What’s the Hold-Up? In the U.S., Fast-Track Presidential Authority Needed to Set Trade Legislation in Motion

About the Author

Robert J. Kabel

Counsel, Faegre Baker Daniels LLP, Washington D.C.

The sixth round of TTIP negotiations recently concluded in Brussels and reports show that little progress was made on key issues. The lack of steady progress should not come as a surprise given the enormous scope of the negotiations. Developing a free trade agreement between the two largest markets in the world is a daunting task involving a multitude of issues, negotiators and advisory groups, not to mention the legions of industry, labour, environmental and consumer groups watching and commenting. Thus, the negotiation process is taking longer than had been predicted by either side. But there’s another reason not to rush, this one political, at least on this side of the pond.

While President Obama, like his predecessors, has full authority to negotiate trade agreements, and three significant ones are in process — TTIP, Trans Pacific Partnership (TPP) and trade in services, TISA —he lacks the legislative authority to send any agreement to Congress for approval under “Fast Track” authority, officially termed Trade Promotion Authority, or TPA. The last TPA expired July 1, 2007, seven years ago. President Bush made the passage of TPA a priority of his first Administration and succeeded in getting it, but only after intense debate and much arm twisting did it pass the U.S. House by a vote of 215-212. The bill had an easier time in the U.S.Senate, passing by a vote of 64-34.

With TPA authority, the Administration negotiates an agreement and sends it to Congress for an up-and-down vote, without amendment, either in Committee or on the House and Senate floors. While this procedure is an abrogation of the standard Congressional procedures, it’s the only way to provide certainty to our negotiators and their counterparties that the deals they cut will remain intact as the agreement is considered by the U.S. Congress.

After enactment of the 2007 TPA, the U.S. concluded three separate FTAs with Colombia, Panama and South Korea. These FTAs were not presented to Congress by President Obama until 2011 after intense negotiations on labor and environmental issues resulted in some changes to the FTAs negotiated under President Bush.

President Obama has sought TPA renewal since 2012 and earlier this year a bipartisan bill was introduced in the Senate but not in the U. S. House when no Democratic House member would agree to cosponsor a companion TPA bill with Ways and Means Chairman Dave Camp (R-MI). Shortly thereafter, Senate Majority Leader Harry Reid (D-NV) and House Minority Leader Nancy Pelosi (D-CA) halted further consideration of TPA for the remainder of this Congress, saying it would not be “wise” to consider this legislation “at this time.”

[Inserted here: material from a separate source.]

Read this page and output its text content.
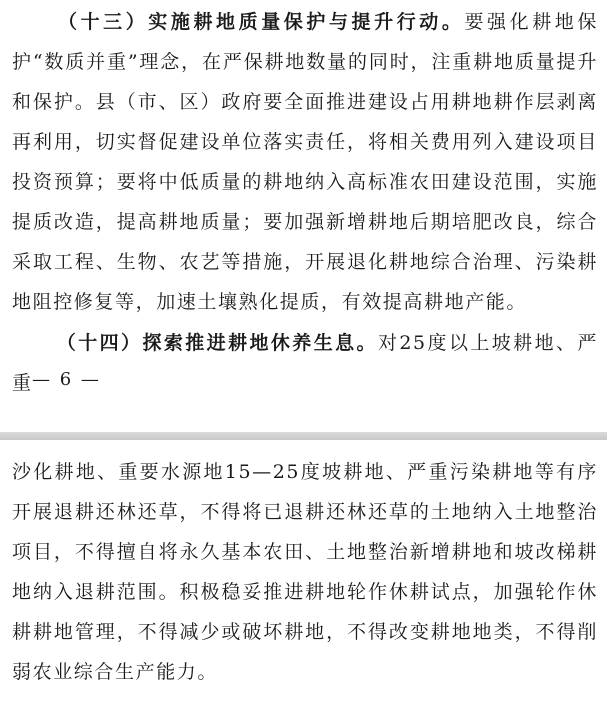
（十三）实施耕地质量保护与提升行动。要强化耕地保护“数质并重”理念，在严保耕地数量的同时，注重耕地质量提升和保护。县（市、区）政府要全面推进建设占用耕地耕作层剥离再利用，切实督促建设单位落实责任，将相关费用列入建设项目投资预算；要将中低质量的耕地纳入高标准农田建设范围，实施提质改造，提高耕地质量；要加强新增耕地后期培肥改良，综合采取工程、生物、农艺等措施，开展退化耕地综合治理、污染耕地阻控修复等，加速土壤熟化提质，有效提高耕地产能。

（十四）探索推进耕地休养生息。对25度以上坡耕地、严重 — 6 —

沙化耕地、重要水源地15—25度坡耕地、严重污染耕地等有序开展退耕还林还草，不得将已退耕还林还草的土地纳入土地整治项目，不得擅自将永久基本农田、土地整治新增耕地和坡改梯耕地纳入退耕范围。积极稳妥推进耕地轮作休耕试点，加强轮作休耕耕地管理，不得减少或破坏耕地，不得改变耕地地类，不得削弱农业综合生产能力。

What they meant was neither Democratic leader wanted to put Democratic members on the spot with a vote on a contentious trade issue until after the 2014 elections. The politics of trade in the U.S. have always been complicated and have become even more so in recent years, particularly in view of the enormous stakes involved in the three pending trade negotiations. However, fully expect President Obama to press for TPA legislation early next year or perhaps even in a lame duck session in December of this year. He will have to make a full court effort to succeed in passage of this essential legislation or TTIP and other important trade agreements will languish further, perhaps until after the Presidential election in 2016.